Plastic and paperboard big winners in China beverage packing growth
Demand for beverage containers is forecast to climb by 8.2 percent per annum to reach 298bn units by 2012, according to a study by the US-based Freedonia Group called ‘Beverage Containers in China”. This increase will, however, be outstripped in value terms as average unit prices rise - with demand set to pass 9.5 percent annually to reach 173bn Yuan by 2012.
Plastic containers, which accounted for 42 percent of demand in 2007, will maintain their dominant position. While its market share is estimated to plateau at 42.8 percent, unit numbers are set to rise from 84.5bn to 127.4bn. Plastic will also capture market share from traditional metal and glass containers. Advances will be boosted by the material’s widespread use in almost all market segments, said the report.
Plastics will also benefit from the rising popularity of smaller plastic bottles – such as single-serving PET bottles.

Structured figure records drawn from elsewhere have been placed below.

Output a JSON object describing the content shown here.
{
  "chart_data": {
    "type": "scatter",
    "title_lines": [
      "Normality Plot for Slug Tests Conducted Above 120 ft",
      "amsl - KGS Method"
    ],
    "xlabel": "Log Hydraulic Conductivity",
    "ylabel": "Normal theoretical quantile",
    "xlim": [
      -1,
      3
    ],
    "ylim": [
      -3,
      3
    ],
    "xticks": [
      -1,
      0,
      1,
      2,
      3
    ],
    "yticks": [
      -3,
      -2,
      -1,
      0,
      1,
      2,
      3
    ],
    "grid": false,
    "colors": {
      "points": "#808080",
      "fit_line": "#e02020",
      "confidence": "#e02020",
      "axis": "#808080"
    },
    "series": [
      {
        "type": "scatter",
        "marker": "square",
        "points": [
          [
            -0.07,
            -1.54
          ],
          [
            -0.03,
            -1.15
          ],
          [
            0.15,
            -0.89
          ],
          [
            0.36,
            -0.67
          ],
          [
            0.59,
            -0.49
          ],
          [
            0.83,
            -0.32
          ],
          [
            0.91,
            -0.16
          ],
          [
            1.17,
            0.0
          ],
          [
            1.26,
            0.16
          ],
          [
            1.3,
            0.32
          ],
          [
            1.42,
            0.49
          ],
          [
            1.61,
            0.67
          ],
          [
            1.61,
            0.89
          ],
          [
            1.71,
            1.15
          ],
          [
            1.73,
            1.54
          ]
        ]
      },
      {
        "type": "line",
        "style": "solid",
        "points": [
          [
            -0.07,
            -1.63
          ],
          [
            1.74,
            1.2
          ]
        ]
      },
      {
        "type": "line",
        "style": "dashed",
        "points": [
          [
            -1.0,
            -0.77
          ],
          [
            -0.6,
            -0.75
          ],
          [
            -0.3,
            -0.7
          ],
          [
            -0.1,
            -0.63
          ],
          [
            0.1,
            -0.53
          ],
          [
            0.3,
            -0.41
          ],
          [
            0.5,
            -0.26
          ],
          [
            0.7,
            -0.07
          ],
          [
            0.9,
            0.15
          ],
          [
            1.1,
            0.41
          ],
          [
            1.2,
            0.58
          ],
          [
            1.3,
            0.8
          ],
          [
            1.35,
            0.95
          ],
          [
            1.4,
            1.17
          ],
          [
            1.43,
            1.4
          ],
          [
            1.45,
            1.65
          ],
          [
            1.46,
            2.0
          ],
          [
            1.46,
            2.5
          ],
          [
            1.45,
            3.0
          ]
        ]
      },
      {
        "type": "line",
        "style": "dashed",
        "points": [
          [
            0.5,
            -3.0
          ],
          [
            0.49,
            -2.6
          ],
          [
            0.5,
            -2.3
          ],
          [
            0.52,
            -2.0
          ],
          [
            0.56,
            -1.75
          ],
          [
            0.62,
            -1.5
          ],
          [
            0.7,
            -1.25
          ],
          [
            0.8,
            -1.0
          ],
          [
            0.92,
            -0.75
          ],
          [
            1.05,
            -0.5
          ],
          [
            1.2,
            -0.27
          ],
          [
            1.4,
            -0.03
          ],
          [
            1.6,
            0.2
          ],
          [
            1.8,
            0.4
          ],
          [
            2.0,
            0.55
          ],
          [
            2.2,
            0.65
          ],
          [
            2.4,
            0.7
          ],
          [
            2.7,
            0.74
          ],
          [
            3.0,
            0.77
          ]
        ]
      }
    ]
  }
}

Other factors that will support gains will be improvements in plastic barriers and advances in hot and cold-fill processing techniques. Other technological developments will broaden the applications for plastic containers in beverages.
The largest market for small plastic pouches and single-serving bottles will continue to be milk, although bottled water and fruit beverages are also predicted to see healthy growth.
Glass, with a 24 per cent market share of units, will maintain its number two position in the beverage container market. Increasing beer consumption will offer the best prospect for glass bottles, along with expanding use of non-returnable glass containers. China’s burgeoning middle classes will also fuel growth among beverages such as wine and fruit drinks which are traditionally packaged in glass.
Strongest growth in paperboard
Paperboard is projected to enjoy the fastest growth amongst all beverage containers, with demand forecast to soar by 2012. In 2002, the material accounted for just 5.7bn units but enjoyed growth reaching 46 percent in the following five years to top 37bn units by 2007. By 2012, it will account for some 64bn units, just 8bn units fewer than glass.
“Gains will track the favourable production outlook for milk, fruit beverages and non-alcoholic beverages, benefiting from robust gains in consumer spending and sustained consumer interest in the health benefits of these beverages,” said a Freedonia statement on paperboard’s continuing growth.
The outlook for metal can demand is mixed as expansion is set to be modest until 2012. Gains on the back of growth for beer and non-carbonated soft drinks will be partially offset as the medium continues to lose ground to single serve PET bottles.
Milk containers will account for a third of all China’s beverage containers by 2012, followed by beer at 19 percent. A greater consumer focus on health will lift fruit juice consumption into third position. Preference towards special purpose drinks will support container demand in smaller volume, said the report.
Rate of growth falls sharply
The rate of growth across all container types will slow over the review period compared to the five years up to 2007, said the study. Expansion in plastics is predicted to more than half from 19 percent to 8.6 percent; glass from 15 percent annual growth to 6.7 percent, and metal dropping from 11 percent to 5.5 percent.